Une nouvelle phase s’ouvre dans la riposte contre l’épidémie de la maladie à virus Ebola en République démocratique du Congo (RDC), avec trois essais cliniques en cours visant à renforcer les moyens de prévention et de prise en charge des personnes exposées au virus.

Selon le responsable de la riposte de l’Institut national de Santé publique (INSP), le Dr Adelard Lofongola, ces trois essais cliniques visent à déterminer les moyens les plus efficaces pour freiner la propagation de l’épidémie, notamment par la prévention post-exposition, l’utilisation d’antiviraux et l’évaluation d’une éventuelle immunité croisée du vaccin contre Ebola de souche Zaïre sur la souche Bundibugyo, actuellement responsable de l’épidémie.

« Les premiers sont des kits PEP (Ndlr : prévention post-expositionnelle) que l’on donne aux contacts à haut risque pour évaluer comment minimiser la probabilité des contaminations.
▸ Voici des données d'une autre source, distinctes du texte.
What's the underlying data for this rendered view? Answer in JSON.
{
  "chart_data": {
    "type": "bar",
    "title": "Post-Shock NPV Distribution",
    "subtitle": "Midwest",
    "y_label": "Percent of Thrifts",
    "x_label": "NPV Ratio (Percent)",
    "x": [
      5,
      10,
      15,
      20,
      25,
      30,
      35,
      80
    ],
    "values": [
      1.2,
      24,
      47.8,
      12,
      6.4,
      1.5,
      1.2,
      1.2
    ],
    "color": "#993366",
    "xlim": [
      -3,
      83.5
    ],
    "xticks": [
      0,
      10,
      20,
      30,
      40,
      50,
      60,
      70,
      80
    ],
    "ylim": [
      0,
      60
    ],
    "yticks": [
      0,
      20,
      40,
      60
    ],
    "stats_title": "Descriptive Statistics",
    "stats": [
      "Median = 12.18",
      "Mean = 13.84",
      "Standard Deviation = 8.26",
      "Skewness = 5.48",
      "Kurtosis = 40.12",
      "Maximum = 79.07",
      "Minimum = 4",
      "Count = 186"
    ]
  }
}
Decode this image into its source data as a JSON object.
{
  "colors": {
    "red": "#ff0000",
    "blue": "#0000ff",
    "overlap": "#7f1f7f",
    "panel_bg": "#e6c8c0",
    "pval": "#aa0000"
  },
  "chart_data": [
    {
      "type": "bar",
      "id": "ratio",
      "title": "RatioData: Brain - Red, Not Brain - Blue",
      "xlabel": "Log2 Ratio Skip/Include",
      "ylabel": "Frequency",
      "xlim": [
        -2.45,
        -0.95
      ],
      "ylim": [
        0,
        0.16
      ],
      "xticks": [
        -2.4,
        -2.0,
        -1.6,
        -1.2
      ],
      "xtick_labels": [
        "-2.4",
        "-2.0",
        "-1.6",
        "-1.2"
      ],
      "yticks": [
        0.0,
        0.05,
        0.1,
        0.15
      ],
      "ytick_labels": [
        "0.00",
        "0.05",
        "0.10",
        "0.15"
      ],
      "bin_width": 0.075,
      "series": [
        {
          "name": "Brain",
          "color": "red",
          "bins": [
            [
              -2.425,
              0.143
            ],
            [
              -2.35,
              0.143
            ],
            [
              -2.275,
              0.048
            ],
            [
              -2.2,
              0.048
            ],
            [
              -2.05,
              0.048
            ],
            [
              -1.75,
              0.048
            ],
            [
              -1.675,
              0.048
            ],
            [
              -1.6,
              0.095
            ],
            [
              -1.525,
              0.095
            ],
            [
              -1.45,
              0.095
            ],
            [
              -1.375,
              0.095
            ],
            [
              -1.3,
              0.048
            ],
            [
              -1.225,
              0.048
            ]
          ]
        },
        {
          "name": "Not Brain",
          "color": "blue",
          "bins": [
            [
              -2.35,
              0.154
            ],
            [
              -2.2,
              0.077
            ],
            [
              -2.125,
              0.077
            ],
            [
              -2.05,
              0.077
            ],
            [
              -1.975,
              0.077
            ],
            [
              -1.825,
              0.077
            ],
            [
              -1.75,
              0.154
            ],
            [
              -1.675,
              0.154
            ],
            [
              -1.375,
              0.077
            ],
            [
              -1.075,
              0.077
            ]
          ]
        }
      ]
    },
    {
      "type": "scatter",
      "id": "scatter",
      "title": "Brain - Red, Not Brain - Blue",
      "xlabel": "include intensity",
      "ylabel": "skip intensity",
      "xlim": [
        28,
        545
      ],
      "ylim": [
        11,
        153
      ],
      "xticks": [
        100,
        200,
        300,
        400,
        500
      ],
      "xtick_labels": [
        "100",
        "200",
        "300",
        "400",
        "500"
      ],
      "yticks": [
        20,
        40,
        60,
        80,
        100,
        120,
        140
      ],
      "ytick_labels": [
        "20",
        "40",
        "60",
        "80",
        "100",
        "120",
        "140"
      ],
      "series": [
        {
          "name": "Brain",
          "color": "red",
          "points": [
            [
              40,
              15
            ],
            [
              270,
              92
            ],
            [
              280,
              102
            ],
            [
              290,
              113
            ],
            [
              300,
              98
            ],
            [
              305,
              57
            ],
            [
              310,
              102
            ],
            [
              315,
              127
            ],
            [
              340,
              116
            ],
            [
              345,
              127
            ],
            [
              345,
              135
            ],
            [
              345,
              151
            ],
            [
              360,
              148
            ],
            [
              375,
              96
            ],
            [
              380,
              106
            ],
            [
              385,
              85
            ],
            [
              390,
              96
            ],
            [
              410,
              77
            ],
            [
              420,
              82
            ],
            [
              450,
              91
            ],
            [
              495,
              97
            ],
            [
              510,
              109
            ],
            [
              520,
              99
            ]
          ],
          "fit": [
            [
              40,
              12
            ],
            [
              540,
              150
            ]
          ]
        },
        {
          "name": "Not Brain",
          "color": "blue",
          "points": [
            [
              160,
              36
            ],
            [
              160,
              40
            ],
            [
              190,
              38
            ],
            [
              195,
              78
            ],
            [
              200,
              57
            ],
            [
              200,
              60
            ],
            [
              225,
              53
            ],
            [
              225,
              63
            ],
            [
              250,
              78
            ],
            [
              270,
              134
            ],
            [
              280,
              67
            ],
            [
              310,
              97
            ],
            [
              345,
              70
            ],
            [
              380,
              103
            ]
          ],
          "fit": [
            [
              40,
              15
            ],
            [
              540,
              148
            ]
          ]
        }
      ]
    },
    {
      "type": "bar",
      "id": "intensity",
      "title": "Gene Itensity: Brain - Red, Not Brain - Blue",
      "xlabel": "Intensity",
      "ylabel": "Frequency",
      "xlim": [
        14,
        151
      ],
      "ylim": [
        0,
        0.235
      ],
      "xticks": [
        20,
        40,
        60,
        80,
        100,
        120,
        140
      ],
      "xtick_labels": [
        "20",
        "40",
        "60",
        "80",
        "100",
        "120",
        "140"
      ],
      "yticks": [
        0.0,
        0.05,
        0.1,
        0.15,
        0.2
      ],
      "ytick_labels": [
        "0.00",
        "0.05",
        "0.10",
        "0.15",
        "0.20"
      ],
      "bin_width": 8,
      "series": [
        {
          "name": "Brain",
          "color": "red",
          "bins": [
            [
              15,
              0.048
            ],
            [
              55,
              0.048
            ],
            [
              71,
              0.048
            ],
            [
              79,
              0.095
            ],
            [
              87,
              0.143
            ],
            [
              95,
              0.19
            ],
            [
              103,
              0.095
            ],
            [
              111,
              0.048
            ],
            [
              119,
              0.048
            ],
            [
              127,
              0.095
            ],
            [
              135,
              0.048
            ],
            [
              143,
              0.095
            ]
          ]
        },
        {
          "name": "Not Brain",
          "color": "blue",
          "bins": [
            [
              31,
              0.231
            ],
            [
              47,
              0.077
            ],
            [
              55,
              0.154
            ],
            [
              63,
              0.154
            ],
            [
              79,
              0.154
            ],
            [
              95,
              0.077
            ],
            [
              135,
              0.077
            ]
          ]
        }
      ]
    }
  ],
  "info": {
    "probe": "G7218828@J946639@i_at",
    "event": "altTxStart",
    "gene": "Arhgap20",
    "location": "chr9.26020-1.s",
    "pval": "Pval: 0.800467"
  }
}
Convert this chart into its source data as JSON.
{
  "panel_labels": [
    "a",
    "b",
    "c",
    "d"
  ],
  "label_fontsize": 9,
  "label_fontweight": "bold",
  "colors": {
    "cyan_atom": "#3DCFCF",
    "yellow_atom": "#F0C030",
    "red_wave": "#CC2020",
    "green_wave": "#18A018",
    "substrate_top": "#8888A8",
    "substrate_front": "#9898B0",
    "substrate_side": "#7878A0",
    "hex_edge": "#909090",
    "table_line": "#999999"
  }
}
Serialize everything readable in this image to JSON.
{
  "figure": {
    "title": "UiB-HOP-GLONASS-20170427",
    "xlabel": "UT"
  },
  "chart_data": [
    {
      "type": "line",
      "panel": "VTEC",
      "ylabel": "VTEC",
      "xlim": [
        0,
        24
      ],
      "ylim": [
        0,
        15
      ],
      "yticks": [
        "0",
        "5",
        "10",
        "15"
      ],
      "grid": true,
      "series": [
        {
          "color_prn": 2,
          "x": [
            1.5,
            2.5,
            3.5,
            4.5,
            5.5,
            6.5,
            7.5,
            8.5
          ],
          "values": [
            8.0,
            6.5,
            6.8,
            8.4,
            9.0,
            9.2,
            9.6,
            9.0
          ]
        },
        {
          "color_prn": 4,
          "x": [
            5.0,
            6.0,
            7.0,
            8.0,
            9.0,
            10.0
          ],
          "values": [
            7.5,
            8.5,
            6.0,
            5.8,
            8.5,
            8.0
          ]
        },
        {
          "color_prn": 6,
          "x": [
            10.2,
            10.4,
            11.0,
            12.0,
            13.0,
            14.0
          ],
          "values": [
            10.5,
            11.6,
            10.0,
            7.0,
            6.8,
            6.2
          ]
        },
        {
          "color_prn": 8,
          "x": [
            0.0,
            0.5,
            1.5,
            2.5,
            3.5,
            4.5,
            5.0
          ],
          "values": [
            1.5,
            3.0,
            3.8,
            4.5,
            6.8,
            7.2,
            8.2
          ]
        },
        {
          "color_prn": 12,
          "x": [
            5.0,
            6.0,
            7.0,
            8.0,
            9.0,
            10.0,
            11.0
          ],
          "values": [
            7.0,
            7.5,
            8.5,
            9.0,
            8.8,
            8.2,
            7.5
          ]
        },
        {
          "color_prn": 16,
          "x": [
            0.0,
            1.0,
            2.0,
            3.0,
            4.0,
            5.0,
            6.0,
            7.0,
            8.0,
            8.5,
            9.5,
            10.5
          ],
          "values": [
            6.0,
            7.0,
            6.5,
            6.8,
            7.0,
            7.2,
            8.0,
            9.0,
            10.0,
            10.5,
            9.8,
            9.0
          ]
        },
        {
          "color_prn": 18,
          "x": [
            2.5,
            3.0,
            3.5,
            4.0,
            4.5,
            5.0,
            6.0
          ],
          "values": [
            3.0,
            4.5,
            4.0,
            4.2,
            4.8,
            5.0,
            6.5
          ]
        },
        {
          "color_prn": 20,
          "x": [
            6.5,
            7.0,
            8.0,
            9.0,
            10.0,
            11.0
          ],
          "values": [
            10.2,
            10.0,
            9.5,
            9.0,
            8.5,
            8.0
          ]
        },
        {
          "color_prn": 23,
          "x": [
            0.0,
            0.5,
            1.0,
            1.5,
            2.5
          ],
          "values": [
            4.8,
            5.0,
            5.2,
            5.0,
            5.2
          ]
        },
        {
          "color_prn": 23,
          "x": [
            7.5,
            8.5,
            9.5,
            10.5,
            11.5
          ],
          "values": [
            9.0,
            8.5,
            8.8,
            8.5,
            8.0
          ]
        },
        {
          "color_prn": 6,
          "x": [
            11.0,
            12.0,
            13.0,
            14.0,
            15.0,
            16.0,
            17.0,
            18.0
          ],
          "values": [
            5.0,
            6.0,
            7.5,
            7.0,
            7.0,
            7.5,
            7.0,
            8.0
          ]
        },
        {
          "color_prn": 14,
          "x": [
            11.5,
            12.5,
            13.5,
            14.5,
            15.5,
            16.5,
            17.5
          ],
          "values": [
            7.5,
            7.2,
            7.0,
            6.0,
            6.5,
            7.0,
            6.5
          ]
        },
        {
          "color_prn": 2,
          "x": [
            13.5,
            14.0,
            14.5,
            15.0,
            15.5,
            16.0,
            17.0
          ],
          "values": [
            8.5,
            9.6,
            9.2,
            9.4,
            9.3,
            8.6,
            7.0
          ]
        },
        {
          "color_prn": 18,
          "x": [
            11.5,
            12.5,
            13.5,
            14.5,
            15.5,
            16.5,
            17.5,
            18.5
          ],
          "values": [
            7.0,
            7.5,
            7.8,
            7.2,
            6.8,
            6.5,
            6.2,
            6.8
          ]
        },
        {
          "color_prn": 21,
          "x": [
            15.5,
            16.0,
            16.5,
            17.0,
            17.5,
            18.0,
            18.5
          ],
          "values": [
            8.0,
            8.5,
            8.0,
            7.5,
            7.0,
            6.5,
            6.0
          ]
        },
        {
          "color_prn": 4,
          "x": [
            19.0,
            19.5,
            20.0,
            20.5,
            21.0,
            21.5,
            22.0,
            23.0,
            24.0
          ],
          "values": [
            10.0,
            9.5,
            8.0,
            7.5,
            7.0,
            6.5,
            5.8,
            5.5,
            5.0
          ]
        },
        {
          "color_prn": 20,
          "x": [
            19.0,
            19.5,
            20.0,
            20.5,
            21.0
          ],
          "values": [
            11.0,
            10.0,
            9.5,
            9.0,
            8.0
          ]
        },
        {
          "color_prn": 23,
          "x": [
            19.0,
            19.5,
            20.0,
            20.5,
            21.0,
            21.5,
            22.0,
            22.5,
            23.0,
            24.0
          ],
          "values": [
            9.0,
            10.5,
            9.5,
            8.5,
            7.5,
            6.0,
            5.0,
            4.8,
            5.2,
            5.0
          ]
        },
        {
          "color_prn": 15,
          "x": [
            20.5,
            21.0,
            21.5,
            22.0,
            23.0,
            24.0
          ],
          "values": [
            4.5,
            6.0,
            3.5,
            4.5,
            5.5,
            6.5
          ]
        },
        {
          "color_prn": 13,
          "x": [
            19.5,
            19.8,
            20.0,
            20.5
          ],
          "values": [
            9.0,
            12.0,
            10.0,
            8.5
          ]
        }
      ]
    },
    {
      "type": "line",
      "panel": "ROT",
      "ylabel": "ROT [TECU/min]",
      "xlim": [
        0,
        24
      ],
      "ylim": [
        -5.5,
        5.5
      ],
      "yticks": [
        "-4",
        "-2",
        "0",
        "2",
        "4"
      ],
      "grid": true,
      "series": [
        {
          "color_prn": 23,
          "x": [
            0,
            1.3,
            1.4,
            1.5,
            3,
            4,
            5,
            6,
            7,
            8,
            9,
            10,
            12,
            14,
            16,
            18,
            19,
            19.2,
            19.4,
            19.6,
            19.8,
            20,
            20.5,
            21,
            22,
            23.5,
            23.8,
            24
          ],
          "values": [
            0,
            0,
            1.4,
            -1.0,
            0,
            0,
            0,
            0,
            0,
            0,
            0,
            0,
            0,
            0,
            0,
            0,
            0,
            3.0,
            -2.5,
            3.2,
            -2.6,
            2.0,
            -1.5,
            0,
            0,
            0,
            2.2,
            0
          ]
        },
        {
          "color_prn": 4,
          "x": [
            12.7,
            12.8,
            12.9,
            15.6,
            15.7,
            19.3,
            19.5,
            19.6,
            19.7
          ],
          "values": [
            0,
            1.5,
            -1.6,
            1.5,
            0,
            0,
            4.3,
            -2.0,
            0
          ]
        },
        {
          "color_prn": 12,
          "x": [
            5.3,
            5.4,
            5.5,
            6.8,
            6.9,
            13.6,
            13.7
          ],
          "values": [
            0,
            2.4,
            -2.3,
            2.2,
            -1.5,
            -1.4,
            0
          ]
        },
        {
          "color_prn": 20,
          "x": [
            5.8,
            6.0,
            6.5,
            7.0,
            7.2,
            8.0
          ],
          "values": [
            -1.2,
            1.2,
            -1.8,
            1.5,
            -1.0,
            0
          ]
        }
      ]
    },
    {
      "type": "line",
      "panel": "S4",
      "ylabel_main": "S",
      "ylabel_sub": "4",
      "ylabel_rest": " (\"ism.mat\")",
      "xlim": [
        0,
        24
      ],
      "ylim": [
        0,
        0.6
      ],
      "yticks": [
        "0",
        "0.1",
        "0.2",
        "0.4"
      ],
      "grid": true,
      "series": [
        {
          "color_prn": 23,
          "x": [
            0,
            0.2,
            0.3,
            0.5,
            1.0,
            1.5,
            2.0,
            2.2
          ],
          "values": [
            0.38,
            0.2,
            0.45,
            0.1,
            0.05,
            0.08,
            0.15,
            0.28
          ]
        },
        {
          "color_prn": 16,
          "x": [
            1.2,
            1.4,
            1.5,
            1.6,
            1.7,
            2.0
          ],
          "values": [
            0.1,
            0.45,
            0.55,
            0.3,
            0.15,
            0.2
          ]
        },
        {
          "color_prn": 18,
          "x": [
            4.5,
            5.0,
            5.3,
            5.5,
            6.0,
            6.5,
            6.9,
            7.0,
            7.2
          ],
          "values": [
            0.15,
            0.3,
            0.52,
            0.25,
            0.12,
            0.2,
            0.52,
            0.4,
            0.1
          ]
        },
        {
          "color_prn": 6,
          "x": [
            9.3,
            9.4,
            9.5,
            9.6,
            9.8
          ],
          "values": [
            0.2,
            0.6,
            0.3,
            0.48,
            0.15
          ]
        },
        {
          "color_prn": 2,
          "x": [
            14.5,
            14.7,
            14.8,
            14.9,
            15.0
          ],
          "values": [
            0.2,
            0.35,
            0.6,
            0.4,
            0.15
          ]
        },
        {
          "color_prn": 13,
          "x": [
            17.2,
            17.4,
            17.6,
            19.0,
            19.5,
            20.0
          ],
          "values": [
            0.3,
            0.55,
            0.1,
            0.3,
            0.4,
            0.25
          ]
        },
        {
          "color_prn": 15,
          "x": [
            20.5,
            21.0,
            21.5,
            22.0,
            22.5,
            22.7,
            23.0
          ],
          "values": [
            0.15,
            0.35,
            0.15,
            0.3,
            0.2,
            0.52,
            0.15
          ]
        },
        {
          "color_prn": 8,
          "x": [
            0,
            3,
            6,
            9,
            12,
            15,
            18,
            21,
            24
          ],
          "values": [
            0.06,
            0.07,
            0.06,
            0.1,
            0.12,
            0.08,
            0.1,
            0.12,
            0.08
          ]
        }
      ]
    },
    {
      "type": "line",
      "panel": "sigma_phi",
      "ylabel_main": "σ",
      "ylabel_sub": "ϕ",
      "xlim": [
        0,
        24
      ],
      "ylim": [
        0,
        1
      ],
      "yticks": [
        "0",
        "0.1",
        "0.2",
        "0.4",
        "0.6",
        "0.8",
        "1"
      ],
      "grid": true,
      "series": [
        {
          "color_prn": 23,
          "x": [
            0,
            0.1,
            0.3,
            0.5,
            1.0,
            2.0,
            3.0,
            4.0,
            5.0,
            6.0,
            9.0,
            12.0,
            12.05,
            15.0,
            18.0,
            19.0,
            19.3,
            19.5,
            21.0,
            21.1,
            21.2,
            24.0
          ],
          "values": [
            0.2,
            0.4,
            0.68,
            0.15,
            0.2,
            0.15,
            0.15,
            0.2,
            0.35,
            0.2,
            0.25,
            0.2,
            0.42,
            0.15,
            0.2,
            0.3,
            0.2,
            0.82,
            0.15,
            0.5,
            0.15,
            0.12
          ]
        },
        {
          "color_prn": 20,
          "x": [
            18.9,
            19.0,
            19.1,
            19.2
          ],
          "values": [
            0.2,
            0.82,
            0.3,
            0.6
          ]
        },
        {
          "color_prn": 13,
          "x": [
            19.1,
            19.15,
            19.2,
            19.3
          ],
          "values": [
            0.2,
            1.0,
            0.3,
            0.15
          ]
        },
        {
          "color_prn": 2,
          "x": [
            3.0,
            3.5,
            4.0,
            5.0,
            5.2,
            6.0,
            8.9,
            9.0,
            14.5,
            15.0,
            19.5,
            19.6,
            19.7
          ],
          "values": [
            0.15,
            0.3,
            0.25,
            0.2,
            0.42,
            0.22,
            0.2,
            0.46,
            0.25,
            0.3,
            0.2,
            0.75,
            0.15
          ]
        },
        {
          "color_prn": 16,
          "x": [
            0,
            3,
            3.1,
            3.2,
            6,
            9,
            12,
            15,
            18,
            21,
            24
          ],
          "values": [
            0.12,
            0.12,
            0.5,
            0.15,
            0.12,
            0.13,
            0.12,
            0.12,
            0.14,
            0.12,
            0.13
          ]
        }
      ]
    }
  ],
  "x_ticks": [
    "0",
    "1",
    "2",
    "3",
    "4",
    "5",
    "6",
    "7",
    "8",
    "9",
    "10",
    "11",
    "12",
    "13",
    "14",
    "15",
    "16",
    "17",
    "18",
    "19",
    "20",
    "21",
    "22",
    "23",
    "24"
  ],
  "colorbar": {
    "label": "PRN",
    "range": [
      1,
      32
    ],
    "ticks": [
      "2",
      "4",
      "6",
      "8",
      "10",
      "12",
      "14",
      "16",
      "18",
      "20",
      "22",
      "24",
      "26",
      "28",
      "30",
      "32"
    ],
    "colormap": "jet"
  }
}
Le deuxième essai clinique concerne les antiviraux que l’on donne aux femmes enceintes et aux enfants. Et enfin, le troisième et dernier concerne l’immunité croisée du vaccin Ebola Zaïre sur la souche Bundibugyo. Après ces résultats, on pourra utiliser le vaccin qui est disponible au pays pour la vaccination des prestataires de première ligne », a expliqué le responsable de la riposte à congocroissance.com.

Ces trois essais ciblent ainsi plusieurs catégories de personnes particulièrement exposées, notamment les contacts à haut risque, les femmes enceintes, les enfants ainsi que les prestataires de première ligne engagés dans la riposte.

Cependant, les résultats permettant d’évaluer l’évolution et l’efficacité de ces trois essais cliniques ne sont pas encore disponibles.

En attendant leurs conclusions, ces recherches constituent une lueur d’espoir dans la lutte contre l’épidémie, qui continue de faire de nombreuses victimes. Selon les dernières données disponibles de la riposte, l’épidémie a déjà fait 1 850 décès, pour un cumul de 4 053 cas confirmés enregistrés dans les cinq provinces touchées. Le bilan fait également état de 793 personnes guéries, avec un taux de létalité global de 45,7 %.

Les résultats de ces essais sont donc particulièrement attendus, notamment celui portant sur l’immunité croisée du vaccin contre la souche Zaïre face à la souche Bundibugyo, afin de déterminer dans quelle mesure le vaccin actuellement disponible en RDC pourrait contribuer à protéger les prestataires de première ligne.

L’INSP insiste sur le respect des mesures barrières

L’INSP appelle la population Iturienne en particulier et celle des provinces environnantes mais aussi celle dont les villes sont touchées récemment au respect strict des mesures barrières pour limiter la propagation de la maladie à virus #Ebola :

Lavez-vous régulièrement les mains à l’eau propre et au savon ou utilisez une solution hydroalcoolique ;

Évitez tout contact avec une personne présentant des signes suspects de MVE ;

En cas de symptômes tels que fièvre, maux de tête, vomissements, diarrhée, saignements ou douleurs musculaires, rendez-vous immédiatement dans le centre de santé le plus proche ou composez le *151#.

La vigilance et la prévention sauvent des vies.